In IEI, susceptible infections and pathogens are characterized according to the type of immunodeficiency, whereas the putative primary immune deficiencies differ according to the type of infection [17]. Patients with antibody deficiency are susceptible to recurrent bacterial respiratory infections, whereas patients with cell-mediated immunodeficiencies are susceptible to opportunistic infections such as PCP. The drug combination ST is required to prevent PCP in patients with cell-mediated immunodeficiency; therefore, this drug combination is also administered orally to patients after a confirmed diagnosis. Periodic substitution of immunoglobulins is used to treat patients with hypogammaglobulinemia. Although adaptations for allogeneic hematopoietic cell transplantation could be considered for patients with LOCID, Patient 1 is believed to have had difficulty adapting to transplantation because of his general condition. Patient 2 would be considered for transplantation during the follow-up.
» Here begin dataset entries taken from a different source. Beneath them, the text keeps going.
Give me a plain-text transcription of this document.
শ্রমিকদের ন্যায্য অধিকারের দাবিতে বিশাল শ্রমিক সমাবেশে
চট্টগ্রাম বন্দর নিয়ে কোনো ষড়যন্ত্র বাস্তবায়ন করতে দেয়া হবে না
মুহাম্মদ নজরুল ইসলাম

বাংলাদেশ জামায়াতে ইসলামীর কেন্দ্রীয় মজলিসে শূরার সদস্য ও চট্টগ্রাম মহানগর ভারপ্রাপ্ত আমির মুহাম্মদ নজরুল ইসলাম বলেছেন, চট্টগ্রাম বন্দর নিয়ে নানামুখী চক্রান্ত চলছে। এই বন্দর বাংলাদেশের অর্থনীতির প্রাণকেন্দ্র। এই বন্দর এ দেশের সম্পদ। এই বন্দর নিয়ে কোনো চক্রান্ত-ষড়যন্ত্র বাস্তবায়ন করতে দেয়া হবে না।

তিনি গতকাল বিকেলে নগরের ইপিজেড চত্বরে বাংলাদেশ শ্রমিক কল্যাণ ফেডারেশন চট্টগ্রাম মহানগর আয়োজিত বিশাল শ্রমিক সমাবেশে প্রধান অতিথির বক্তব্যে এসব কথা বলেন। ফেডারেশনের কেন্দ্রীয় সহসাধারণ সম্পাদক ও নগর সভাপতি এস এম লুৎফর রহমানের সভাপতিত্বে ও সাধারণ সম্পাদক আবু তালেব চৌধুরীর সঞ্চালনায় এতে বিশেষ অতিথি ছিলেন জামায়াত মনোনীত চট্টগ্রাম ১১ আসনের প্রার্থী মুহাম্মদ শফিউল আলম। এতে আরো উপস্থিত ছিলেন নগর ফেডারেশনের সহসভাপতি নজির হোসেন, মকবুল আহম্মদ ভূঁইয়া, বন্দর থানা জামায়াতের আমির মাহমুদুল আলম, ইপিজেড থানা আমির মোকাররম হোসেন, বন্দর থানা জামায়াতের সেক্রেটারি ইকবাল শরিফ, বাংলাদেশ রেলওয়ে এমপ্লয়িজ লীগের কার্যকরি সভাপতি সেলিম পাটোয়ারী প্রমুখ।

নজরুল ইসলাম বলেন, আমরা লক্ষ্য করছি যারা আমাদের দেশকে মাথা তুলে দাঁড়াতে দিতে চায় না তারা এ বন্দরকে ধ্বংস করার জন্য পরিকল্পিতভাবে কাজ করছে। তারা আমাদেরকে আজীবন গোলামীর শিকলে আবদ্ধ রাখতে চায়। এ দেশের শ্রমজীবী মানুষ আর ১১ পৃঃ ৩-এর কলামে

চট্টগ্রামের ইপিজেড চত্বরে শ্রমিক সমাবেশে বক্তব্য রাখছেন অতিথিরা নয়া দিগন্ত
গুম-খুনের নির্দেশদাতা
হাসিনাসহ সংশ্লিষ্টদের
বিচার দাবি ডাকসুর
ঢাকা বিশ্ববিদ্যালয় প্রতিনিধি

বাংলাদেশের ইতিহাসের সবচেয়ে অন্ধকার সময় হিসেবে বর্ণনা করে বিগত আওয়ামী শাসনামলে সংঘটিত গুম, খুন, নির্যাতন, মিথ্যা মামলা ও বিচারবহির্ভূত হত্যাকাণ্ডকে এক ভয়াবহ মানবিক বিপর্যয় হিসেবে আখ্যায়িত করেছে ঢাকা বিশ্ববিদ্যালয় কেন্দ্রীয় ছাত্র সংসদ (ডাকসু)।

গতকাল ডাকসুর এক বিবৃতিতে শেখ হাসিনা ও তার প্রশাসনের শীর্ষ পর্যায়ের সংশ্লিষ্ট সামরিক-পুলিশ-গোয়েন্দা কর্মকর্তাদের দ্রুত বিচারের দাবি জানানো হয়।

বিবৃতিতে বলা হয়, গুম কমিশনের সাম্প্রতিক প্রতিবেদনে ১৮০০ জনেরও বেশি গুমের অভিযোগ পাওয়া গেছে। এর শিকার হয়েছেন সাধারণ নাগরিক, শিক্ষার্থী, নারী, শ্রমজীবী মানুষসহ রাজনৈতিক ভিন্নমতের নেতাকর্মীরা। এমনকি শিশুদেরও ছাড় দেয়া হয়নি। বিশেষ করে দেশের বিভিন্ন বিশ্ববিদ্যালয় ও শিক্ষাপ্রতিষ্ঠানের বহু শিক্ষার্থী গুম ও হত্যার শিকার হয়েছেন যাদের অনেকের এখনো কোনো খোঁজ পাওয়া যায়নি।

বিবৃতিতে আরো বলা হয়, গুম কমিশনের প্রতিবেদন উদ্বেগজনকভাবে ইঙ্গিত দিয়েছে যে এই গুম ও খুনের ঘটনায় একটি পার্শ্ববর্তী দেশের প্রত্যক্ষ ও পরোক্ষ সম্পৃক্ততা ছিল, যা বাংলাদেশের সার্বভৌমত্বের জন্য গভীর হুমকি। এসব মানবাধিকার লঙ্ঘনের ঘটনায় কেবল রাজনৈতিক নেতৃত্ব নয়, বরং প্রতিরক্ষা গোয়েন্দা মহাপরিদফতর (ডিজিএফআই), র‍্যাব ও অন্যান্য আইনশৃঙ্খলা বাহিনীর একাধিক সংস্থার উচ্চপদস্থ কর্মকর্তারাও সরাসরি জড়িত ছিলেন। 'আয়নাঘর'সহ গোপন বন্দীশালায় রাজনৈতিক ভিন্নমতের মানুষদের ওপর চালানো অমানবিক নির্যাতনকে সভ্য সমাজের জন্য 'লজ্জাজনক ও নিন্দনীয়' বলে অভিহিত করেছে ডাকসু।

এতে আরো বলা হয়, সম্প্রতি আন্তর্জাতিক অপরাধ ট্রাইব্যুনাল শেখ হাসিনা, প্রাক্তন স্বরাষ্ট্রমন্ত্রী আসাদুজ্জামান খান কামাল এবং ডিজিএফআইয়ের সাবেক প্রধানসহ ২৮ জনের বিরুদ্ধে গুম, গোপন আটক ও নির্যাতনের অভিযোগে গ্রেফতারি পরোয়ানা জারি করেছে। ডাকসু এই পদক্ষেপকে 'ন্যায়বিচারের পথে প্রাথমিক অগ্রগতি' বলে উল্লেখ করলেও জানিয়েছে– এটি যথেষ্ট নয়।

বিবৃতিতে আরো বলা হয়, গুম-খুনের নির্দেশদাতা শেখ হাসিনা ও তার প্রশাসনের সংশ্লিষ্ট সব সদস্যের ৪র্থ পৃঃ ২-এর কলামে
Patient 2 had not been diagnosed with the 18q deletion syndrome earlier. 18q deletion syndrome is associated with characteristic malformations; therefore, it should have been suspected, and chromosome testing should have been performed. Patient 1 was diagnosed with 18q deletion syndrome earlier but was not tested for immunocompetence. The occurrence of these two cases suggests that patients with 18q deletion syndrome should be tested for cellular/humoral immunocompetence regularly, at least once a year. When encountering patients with PCP, immunocompetent workups should be conducted, and attention should be paid to the fact that LOCID, the most severe immunodeficiency, can affect patients with 18q deletion syndrome. Although patients with 18q deletion syndrome are known to develop CVID, there is no recognition that they might develop LOCID; therefore, physicians should be aware of this aspect. The immune evaluation of these patients had several limitations. HIV antigen/PCR test was not performed, dihydrorhodamine 123 test was not performed for patient 1, antibody responses to pneumococcal serotypes were not assessed, and T-cell proliferation assays were performed only once.

In conclusion, to the best of our knowledge, we report the first diagnoses of two patients with chromosome 18q deletion syndrome who presented with LOCID. Our study highlights that patients with 18q deletion syndrome who present with recurrent or severe infections should be regularly tested for cellular/humoral immunocompetence.